As Democrats took over state legislatures, they worked to change voter registration rules to strip most blacks and many poor whites of their ability to vote. Blacks continued to vote in significant numbers well into the 1880s, with many winning local offices. Black Congressmen continued to be elected, albeit in ever smaller numbers, until the 1890s. George Henry White, the last Southern black of the post-Reconstruction period to serve in Congress, retired in 1901, leaving Congress completely white.
In the 1890s, the Democrats faced challenges with the Agrarian Revolt, when their control of the South was threatened by the Farmers Alliance, the effects of Bimetallism and the newly created People's Party. On the national level, William Jennings Bryan defeated the Bourbons and took control of the Democratic Party nationwide.
Disfranchising
Democrats worked hard to prevent such populist coalitions. In the former Confederate South, from 1890 to 1908, starting with Mississippi, legislatures of ten of the eleven states passed disfranchising constitutions, which had new provisions for poll taxes, literacy tests, residency requirements and other devices that effectively disfranchised nearly all blacks and tens of thousands of poor whites.

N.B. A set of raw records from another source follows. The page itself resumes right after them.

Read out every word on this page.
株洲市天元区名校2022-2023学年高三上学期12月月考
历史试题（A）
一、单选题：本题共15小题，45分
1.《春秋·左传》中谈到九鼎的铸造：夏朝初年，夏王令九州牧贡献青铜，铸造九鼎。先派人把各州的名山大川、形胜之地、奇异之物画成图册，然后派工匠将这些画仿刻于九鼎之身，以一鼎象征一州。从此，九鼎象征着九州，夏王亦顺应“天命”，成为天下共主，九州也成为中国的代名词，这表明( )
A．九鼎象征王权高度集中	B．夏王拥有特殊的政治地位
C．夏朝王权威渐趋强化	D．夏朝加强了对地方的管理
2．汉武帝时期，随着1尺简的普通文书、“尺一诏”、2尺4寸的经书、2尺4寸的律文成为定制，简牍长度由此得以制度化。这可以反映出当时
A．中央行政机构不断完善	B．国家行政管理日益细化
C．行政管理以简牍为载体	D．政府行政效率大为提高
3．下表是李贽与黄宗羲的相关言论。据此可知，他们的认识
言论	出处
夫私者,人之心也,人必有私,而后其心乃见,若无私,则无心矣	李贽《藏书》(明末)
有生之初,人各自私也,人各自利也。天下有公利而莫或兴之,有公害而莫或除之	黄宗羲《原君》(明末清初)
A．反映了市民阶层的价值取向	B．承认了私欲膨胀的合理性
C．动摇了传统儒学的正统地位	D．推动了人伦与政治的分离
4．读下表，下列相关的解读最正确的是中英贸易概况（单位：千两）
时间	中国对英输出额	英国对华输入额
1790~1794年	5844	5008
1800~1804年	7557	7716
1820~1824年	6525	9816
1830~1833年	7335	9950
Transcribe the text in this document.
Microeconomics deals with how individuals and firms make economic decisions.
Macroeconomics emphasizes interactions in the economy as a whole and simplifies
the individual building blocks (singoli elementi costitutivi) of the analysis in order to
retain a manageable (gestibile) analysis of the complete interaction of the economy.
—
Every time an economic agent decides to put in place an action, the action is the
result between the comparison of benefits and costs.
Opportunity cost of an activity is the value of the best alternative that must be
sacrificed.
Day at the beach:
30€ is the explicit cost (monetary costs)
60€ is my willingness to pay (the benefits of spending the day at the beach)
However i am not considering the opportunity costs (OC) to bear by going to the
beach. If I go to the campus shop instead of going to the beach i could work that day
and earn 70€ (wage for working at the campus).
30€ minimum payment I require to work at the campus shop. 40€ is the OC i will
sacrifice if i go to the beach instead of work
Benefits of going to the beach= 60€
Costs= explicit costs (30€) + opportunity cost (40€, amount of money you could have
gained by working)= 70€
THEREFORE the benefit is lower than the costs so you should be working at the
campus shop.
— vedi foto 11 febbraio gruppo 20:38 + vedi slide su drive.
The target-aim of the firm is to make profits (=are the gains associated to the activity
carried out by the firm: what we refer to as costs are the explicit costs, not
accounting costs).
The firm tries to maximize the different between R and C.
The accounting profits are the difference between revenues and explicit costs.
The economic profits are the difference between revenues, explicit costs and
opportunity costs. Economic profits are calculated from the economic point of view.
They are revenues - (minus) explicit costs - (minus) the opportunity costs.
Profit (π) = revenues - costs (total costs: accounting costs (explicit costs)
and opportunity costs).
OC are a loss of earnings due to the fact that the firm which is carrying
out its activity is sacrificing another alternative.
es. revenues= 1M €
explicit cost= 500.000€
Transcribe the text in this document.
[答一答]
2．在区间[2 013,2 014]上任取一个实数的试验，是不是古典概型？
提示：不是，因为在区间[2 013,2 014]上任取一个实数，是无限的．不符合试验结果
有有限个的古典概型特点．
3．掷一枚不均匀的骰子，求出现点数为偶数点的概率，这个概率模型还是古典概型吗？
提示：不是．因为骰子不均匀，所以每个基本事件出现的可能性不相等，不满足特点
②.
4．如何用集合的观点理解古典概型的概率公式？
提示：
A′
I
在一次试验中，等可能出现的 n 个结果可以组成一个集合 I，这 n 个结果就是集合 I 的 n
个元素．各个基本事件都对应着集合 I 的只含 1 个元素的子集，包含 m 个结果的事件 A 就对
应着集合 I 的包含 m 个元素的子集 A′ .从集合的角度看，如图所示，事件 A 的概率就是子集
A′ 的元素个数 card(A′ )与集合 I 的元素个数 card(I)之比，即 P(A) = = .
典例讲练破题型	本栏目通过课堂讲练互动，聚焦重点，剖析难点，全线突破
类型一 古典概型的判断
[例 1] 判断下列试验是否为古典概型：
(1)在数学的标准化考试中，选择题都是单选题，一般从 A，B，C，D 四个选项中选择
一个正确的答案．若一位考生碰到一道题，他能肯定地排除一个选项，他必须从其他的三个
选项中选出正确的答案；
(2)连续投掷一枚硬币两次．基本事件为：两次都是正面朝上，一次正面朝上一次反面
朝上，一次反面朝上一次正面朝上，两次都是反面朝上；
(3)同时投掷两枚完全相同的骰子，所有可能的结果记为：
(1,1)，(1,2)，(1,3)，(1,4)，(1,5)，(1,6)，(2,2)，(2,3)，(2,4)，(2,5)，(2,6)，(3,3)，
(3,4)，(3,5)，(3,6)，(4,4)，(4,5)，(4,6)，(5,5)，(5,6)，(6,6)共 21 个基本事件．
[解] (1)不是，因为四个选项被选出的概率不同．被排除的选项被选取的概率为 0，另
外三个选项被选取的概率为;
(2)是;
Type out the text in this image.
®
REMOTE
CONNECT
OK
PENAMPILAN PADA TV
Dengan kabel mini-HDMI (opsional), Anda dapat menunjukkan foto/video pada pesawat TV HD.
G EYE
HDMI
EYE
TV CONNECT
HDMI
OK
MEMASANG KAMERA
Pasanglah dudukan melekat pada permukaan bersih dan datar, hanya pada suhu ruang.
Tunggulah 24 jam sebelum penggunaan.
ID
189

Hundreds of thousands of people were removed from voter registration rolls soon after these provisions were implemented.
In Alabama, for instance, in 1900 fourteen Black Belt counties had 79,311 voters on the rolls; by June 1, 1903, after the new constitution was passed, registration had dropped to just 1,081. Statewide Alabama in 1900 had 181,315 blacks eligible to vote. By 1903 only 2,980 were registered, although at least 74,000 were literate. From 1900 to 1903, white registered voters fell by more than 40,000, although their population grew in overall number. By 1941, more poor whites than blacks had been disfranchised in Alabama, mostly due to effects of the cumulative poll tax. Estimates were that 600,000 whites and 500,000 blacks had been disfranchised.[3]
African Americans and poor whites were shut out of the political process and disfranchised. Southern legislatures passed Jim Crow laws imposing segregation in public facilities and places. The discrimination, segregation and disfranchisement lasted well into the later decades of the 20th century. They were shut out of all offices at the local, state, as well as federal levels, as those who could not vote could not run for office or serve on juries.